「企業秘密を公にするのですから、僕にとっては、正直、不利益な本なのです」(本文より)
【紹介】
「ジョジョの奇妙な冒険」シリーズで有名な漫画家、荒木飛呂彦さんによるマンガの書き方の本です。
【感想】
荒木飛呂彦著ということで、ずっと気になっていた本です。現役の大人気漫画家による、マンガの書き方の本というのは前例がないのではないでしょうか。
目次
はじめに
第一章 導入の書き方
第二章 押さえておきたい漫画の「基本四大構造」
第三章 キャラクターの作り方
第四章 ストーリーの作り方
第五章 絵がすべてを表現する
第六章 漫画の「世界観」とは何か
第七章 すべての要素は「テーマ」につながる
おわりに
漫画の書き方について、テクニカルなことから心構え的なことまでいろいろと書かれています。
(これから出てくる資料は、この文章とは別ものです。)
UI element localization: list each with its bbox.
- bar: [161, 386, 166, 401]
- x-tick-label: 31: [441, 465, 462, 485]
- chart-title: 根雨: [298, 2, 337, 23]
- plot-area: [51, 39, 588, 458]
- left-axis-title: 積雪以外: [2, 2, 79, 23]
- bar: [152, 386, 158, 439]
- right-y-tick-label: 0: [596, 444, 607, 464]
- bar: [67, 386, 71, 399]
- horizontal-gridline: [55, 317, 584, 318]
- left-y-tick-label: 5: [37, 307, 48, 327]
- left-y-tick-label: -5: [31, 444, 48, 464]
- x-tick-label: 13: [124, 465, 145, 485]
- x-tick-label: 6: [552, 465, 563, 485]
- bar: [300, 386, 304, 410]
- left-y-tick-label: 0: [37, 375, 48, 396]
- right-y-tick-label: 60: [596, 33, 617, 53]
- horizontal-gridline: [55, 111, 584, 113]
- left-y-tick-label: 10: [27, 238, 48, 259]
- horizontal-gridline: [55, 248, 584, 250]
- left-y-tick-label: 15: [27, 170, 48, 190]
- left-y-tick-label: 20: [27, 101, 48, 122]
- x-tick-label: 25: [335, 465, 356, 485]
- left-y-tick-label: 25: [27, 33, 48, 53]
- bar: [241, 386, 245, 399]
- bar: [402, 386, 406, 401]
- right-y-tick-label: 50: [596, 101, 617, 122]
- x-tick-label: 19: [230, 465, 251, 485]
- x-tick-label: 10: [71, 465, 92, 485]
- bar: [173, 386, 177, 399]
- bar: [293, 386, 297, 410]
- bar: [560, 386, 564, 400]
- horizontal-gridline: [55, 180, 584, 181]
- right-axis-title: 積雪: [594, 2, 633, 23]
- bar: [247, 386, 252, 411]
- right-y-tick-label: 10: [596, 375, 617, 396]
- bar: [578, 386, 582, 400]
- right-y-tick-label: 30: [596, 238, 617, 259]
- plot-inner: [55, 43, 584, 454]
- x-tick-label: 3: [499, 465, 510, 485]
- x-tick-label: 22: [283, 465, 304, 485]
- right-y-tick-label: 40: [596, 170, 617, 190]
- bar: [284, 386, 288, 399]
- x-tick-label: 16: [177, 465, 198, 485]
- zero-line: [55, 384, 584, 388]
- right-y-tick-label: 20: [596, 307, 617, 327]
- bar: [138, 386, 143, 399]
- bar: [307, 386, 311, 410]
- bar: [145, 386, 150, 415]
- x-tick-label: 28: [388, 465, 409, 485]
キャラクターごとに「身上調査書」というものを作り、 性格や長所・短所はもとより、身長・体重・血液型・将来の夢・恐れているもの・家族・声の質・視力等々、細かい部分まで作り込んでいるのに驚きました。売れている漫画家というのは天才肌というイメージがあり、ディティールにこだわりすぎずにフィーリングで書いているイメージがありました。荒木先生は、ストーリーの盛り上がり方、人の関節、人体のパーツの配置の比率、コマの視点など、こだわりにこだわり抜いて描いているようでした。
トップを走る漫画家がこれだけ考え抜いて描いているのですから、後発組が追いつこうと思ったら尋常ではない努力が必要なのではないかと思います。どの分野も、第一人者というのは人の見えないところで多大な努力をしているものなのだと感じました。
漫画家を目指していなくても、プロの仕事を覗くことができるので非常に興味深く参考になる本です。